When making a Hollywood blockbuster, you always want a big name to be the star of your film but sometimes, when casting a specific role, Hollywood can completely get it wrong when it comes to the race of certain characters and portrayals in pursuit of such a star. Here are 10 of the most controversial casting choices.
1. Scarlett Johansson - Ghost in the Shell
The extremely popular manga series written by Masamune Shirow is an emphatically Japanese story that focuses on cybernetics and the human, a.i. relationship. It was then made into several anime pictures and t.v. shows before being picked up for the Hollywood blockbuster treatment.
In all its previous iterations, the main character Major Motoko Kusanagi has been Japanese and so when the American born actress with Danish and Polish roots was cast it caused consternation in many corners of the globe. Although the film is yet to be released, it is already stoking controversy.
2. Johnny Depp - The Lone Ranger
The Lone Ranger started out as a radio show western that eventually moved to television. When Disney picked up the rights to make a film, Johnny Depp was cast as the Lone Ranger's Native American friend Tonto.
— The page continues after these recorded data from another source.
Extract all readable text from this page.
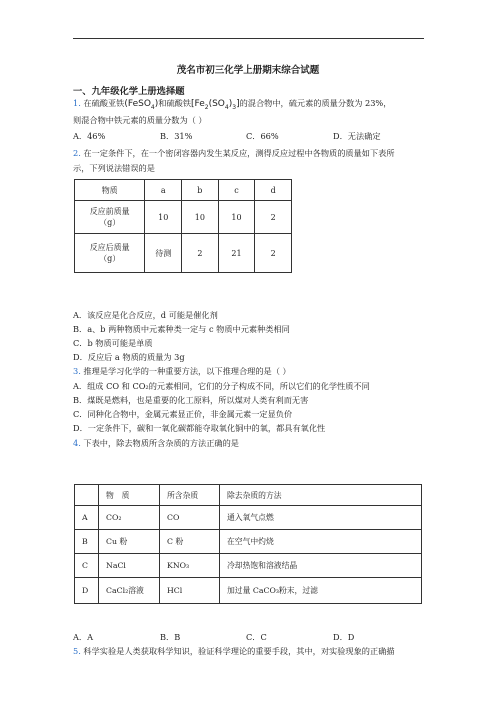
茂名市初三化学上册期末综合试题
一、九年级化学上册选择题
1. 在硫酸亚铁(FeSO$_4$)和硫酸铁$[Fe_2(SO_4)_3]$的混合物中，硫元素的质量分数为 23%，
则混合物中铁元素的质量分数为（ ）
A．46%	B．31%	C．66%	D．无法确定
2. 在一定条件下，在一个密闭容器内发生某反应，测得反应过程中各物质的质量如下表所
示，下列说法错误的是
物质	a	b	c	d

反应前质量
（g）	10	10	10	2

反应后质量
（g）	待测	2	21	2
A．该反应是化合反应，d 可能是催化剂
B．a、b 两种物质中元素种类一定与 c 物质中元素种类相同
C．b 物质可能是单质
D．反应后 a 物质的质量为 3g
3. 推理是学习化学的一种重要方法，以下推理合理的是（ ）
A．组成 CO 和 CO₂的元素相同，它们的分子构成不同，所以它们的化学性质不同
B．煤既是燃料，也是重要的化工原料，所以煤对人类有利而无害
C．同种化合物中，金属元素显正价，非金属元素一定显负价
D．一定条件下，碳和一氧化碳都能夺取氧化铜中的氧，都具有氧化性
4. 下表中，除去物质所含杂质的方法正确的是
	物　质	所含杂质	除去杂质的方法
A	CO₂	CO	通入氧气点燃
B	Cu 粉	C 粉	在空气中灼烧
C	NaCl	KNO₃	冷却热饱和溶液结晶
D	CaCl₂溶液	HCl	加过量 CaCO₃粉末，过滤
A．A	B．B	C．C	D．D
5. 科学实验是人类获取科学知识，验证科学理论的重要手段，其中，对实验现象的正确描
When asked about the controversy of a white man being cast in the role Depp said:
“I guess I have some Native American (in me) somewhere down the line." Hmm, hardly convincing is it Johnny?
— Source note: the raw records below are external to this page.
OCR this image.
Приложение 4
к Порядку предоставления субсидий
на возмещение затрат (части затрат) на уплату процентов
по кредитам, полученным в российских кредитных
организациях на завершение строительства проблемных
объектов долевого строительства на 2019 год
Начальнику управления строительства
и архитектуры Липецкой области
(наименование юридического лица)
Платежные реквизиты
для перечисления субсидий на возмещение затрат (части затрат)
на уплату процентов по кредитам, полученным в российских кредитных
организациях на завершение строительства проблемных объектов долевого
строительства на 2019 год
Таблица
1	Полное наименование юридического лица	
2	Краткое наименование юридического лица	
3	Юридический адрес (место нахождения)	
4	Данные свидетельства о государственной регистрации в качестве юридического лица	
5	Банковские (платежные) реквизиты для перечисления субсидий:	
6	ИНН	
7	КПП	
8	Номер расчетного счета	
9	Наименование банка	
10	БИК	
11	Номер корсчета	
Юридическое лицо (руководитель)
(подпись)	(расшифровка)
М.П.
3. Jake Gyllenhaal - Prince of Persia
Based off of the video game of the same name, the film plot centers around a dethroned royal who has the ability to turn back time in short bursts.
However, as the title suggests, the eponymous central character is supposed to be of Middle-Eastern descent so eyebrows were raised when half Jewish, quarter Swedish Jake Gyllenhaal was cast.
4. Rooney Mara - Pan
Peter Pan was never the most racially sensitive book when it came to portraying Native Americans but it was a product of its age.
You'd have hoped that by 2015 attitudes would have changed but when American born Rooney Mara, who has Italian Irish, German, and French-Canadian ancestry, was cast in a film adaptation of the classic novel, many saw this as a sign that things had not changed enough.
5. Christian Bale - Exodus: Gods and Kings
When acclaimed film director Ridley Scott was putting together his Biblical epic set in Egypt he really riled people up with his comments about never casting 'Mohammed so-and-so from such-and-such a country'.
He went on to have an entirely white cast with, Welsh actor, Christian Bale playing Jewish Moses and Australian Joel Edgerton playing the Egyptian Pharoh Rameses II.
6. Jim Caveziel - The Passion of The Christ
The Passion of The Christ was a controversial film all round but one of the reasons for this was the casting of Caucasian American actor Jim Caveziel in the role of Jesus Christ.
7. Micky Rooney - Breakfast At Tiffany's
The portrayal of Holly Golightly's Japanese neighbor IY Yunoishi fell to American actor Micky Rooney in the 1961 film and he rolled through a series of horrendous stereotypes when in character.
Hollywood has come some way since then but, as is evidenced by others on this list, a lot is still to be done.
8. Ben Affleck - Argo
Ben Affleck won an Oscar for his film Argo in which he produced, directed and starred in but when he cast himself, a white American actor with English, Irish, Scottish and Swiss ancestry, as a Mexican CIA operative, it did not go down well in parts of Latin America.
9. Jennifer Connelly - A Beautiful Mind
A Beautiful Mind was an Oscar-winning film based on real people and real events.
Alicia Lopez-Harrison de Lardé was a naturalized US citizen from El Salvador so the choice of an actress of Jewish, Irish and Norwegian descent was not a natural one, although Jennifer Connelly did go on to win an Oscar for her role.
10. Zang Ziyi - Memoirs of A Geisha
The casting of Chinese actress Zang Ziyi in a film about Japanese culture was always going to stir up trouble.
Hollywood's perceived attitude was that all Asians are the same and this wasn't helped by the fact that the two countries haven't been on very friendly terms, politically speaking, for a long, long time.